1
votes

I need to add a reference to an Azure Data Lake to an existing cluster programmatically. I know that we can do this with blob storage via a script action, but I've found no documented way to do this with ADL.

I've looked at the script in detail that is used to add blob storage (https://hdiconfigactions.blob.core.windows.net/linuxaddstorageaccountv01/add-storage-account-v01.sh), and understand the manipulations it makes to the core-site.xml. But I can't figure out how to do something similar with ADL. In particular I'm looking at the core-site.xml file and see that the fs.azure.datalake.token.provider.script refers to the same decrypt script as the blob storage token provider. However, I don't see an encrypted value for the data lake token anywhere.

4

4 Answers

0
votes

I am not sure if this is directly supported but here are a few articles you may reference. If there is no documentation on it and the only way to do it are strange workarounds I would wait until it's released as a full feature, if ever. I'm sure this feature request has been proposed multiple times!

https://docs.microsoft.com/en-us/azure/data-lake-store/data-lake-store-hdinsight-hadoop-use-powershell

In that article it mentions,

If you are going to use Data Lake Storage Gen1 as additional storage for HDInsight cluster, we strongly recommend that you do this while you create the cluster as described in this article. Adding Data Lake Storage Gen1 as additional storage to an existing HDInsight cluster is a complicated process and prone to errors.

Not sure if this cmdlet can be used to add to an exisiting cluster,

https://docs.microsoft.com/en-us/powershell/module/azurerm.hdinsight/Add-AzureRmHDInsightClusterIdentity?view=azurermps-6.13.0&viewFallbackFrom=azurermps-3.8.0

0
votes

You can use this guide: Add additional storage accounts to HDInsight. It worked well for me (I followed the instructions in PowerShell).

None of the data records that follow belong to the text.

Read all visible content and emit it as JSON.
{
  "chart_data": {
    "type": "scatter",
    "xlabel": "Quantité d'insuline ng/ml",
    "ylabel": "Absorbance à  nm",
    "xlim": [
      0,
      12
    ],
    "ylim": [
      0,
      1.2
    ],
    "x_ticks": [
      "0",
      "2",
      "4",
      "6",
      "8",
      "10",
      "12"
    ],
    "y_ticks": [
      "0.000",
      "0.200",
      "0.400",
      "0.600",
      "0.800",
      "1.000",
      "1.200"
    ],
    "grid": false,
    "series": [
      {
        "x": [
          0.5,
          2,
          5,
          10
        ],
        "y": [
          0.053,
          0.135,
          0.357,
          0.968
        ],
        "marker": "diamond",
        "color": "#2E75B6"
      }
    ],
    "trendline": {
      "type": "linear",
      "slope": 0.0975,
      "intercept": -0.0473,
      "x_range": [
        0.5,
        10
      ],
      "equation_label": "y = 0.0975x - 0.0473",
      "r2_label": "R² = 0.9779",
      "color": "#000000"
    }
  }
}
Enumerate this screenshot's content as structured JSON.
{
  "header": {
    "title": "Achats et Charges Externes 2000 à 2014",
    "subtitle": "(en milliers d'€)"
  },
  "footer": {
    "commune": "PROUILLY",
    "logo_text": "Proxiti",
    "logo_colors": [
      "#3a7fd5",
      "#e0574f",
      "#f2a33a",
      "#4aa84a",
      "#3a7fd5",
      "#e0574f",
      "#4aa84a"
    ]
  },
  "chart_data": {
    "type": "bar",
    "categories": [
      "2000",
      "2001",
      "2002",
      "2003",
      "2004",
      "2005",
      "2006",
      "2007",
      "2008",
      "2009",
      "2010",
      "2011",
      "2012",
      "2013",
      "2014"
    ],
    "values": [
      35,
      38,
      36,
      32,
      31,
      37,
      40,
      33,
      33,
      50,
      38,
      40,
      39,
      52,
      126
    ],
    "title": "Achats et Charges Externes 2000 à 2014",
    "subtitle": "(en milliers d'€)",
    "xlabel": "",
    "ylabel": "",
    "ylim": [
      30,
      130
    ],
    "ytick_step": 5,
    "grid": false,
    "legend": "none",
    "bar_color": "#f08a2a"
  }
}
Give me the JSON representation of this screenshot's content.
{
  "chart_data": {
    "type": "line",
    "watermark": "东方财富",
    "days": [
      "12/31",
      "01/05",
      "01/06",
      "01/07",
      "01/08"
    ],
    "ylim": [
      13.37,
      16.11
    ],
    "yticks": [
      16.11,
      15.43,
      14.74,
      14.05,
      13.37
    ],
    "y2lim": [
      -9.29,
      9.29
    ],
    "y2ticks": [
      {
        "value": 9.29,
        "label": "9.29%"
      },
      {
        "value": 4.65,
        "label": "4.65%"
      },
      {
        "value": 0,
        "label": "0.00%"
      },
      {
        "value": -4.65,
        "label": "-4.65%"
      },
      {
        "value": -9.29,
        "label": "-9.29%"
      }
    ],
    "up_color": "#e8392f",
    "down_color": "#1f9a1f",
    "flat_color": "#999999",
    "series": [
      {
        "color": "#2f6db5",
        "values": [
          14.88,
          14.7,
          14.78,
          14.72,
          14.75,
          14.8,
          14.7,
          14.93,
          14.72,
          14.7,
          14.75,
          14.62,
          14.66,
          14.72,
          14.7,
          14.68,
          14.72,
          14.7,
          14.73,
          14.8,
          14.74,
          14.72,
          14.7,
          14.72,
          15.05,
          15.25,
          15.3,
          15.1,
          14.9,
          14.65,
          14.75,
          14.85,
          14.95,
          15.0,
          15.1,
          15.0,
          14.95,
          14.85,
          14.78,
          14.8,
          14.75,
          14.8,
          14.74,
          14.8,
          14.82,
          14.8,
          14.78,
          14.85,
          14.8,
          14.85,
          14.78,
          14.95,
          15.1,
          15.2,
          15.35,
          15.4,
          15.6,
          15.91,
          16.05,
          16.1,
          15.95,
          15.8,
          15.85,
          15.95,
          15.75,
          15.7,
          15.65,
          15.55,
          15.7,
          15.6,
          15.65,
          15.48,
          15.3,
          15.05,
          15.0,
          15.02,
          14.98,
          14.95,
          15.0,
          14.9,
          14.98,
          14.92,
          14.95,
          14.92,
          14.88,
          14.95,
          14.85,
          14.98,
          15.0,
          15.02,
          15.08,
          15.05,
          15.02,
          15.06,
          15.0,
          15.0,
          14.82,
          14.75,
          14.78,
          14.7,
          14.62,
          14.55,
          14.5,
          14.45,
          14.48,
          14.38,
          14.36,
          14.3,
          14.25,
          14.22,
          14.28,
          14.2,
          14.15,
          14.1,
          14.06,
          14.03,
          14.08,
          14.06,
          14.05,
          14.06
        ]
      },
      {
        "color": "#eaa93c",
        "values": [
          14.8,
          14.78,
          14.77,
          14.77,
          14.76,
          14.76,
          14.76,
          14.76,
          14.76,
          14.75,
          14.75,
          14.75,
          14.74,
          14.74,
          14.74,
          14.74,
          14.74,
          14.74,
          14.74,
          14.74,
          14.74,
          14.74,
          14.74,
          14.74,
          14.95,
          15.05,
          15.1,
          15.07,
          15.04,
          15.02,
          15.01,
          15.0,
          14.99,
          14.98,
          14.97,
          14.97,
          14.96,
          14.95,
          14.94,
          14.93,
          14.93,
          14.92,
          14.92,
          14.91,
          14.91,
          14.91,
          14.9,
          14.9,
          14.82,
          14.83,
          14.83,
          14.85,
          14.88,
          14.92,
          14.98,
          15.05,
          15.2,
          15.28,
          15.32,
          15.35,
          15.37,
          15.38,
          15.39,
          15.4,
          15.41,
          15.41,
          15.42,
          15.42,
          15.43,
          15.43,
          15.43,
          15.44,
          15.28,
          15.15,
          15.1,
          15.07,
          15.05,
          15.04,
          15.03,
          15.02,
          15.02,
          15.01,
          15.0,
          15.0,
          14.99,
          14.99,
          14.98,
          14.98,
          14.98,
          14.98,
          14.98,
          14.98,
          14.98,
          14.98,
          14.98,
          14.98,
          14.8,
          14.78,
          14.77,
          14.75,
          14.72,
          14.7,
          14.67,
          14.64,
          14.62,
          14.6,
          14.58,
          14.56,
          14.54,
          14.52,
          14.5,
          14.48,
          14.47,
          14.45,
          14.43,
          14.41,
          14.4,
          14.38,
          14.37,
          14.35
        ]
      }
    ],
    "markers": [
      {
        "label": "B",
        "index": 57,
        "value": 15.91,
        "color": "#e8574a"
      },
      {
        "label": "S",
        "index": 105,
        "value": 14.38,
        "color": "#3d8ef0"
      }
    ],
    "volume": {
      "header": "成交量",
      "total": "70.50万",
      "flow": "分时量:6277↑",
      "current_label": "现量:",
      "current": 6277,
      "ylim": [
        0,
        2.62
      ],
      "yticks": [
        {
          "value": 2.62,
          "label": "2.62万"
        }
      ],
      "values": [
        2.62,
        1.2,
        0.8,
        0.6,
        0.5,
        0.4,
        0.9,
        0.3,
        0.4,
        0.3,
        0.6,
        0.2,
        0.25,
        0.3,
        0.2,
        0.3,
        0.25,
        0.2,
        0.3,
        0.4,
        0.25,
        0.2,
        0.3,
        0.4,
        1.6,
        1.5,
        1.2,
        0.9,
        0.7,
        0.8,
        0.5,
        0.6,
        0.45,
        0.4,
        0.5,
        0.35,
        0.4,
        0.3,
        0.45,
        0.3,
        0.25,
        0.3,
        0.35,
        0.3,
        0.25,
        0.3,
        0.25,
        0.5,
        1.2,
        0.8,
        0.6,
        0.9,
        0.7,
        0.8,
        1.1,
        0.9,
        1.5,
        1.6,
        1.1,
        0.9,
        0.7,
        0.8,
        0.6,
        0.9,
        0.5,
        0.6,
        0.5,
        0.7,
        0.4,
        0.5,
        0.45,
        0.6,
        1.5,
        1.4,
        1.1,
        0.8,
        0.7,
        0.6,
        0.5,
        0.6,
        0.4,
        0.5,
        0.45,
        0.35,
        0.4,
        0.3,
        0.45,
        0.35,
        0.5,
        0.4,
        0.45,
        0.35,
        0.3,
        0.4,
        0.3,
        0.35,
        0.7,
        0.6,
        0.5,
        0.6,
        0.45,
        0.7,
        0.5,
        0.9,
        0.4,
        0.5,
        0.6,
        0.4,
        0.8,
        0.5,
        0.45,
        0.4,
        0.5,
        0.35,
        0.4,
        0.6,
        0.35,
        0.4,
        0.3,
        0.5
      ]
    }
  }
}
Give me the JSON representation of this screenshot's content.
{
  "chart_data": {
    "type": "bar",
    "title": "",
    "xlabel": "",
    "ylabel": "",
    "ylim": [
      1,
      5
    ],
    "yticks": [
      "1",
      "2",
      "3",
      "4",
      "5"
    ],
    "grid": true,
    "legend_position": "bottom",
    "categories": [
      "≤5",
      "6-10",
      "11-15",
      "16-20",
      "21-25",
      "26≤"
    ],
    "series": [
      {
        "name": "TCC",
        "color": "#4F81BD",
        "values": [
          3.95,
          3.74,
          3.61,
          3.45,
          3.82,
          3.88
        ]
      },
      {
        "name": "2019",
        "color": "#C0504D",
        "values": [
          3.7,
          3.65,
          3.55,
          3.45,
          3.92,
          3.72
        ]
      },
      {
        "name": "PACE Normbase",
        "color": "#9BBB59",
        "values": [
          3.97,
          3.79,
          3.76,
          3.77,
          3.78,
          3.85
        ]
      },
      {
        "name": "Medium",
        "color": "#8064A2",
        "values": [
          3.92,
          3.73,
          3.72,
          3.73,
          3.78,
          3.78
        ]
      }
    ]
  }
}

Be warned though that the newly added storage accounts will never appear in the cluster's Storage Accounts blade in Azure.

0
votes

There is no similar guide for ADLv1/v2 as it is for adding storage account to HDInsight posted above.

But, good news is that the bash script provided can be reused. Bash script does a bunch of steps, and you only need the last two.

Add the missing custom properties to be added to core-site.xml file under updateAmbariConfigs.

Here are the custom properties needed to use ADLv2 storage as an additonal storage store for your cluster:

fs.azure.account.auth.type.#yourADLv2storagename#.dfs.core.windows.net=OAuth
fs.azure.account.oauth.provider.type.#yourADLv2storagename#.dfs.core.windows.net=org.apache.hadoop.fs.azurebfs.oauth2.ClientCredsTokenProvider
fs.azure.account.oauth2.client.endpoint.#yourADLv2storagename#.dfs.core.windows.net=https://login.microsoftonline.com/#yourtenantID#/oauth2/token
fs.azure.account.oauth2.client.id.#yourADLv2storagename#.dfs.core.windows.net=#yourApplicationRegistrationIDUsedForADLaccess#
fs.azure.account.oauth2.client.secret.#yourADLv2storagename#.dfs.core.windows.net=#clientSecretForAppRegistrationAbove#

You then can store the script in a publicly accessible container in storage account and then submit the script via GUI or any other preferred way.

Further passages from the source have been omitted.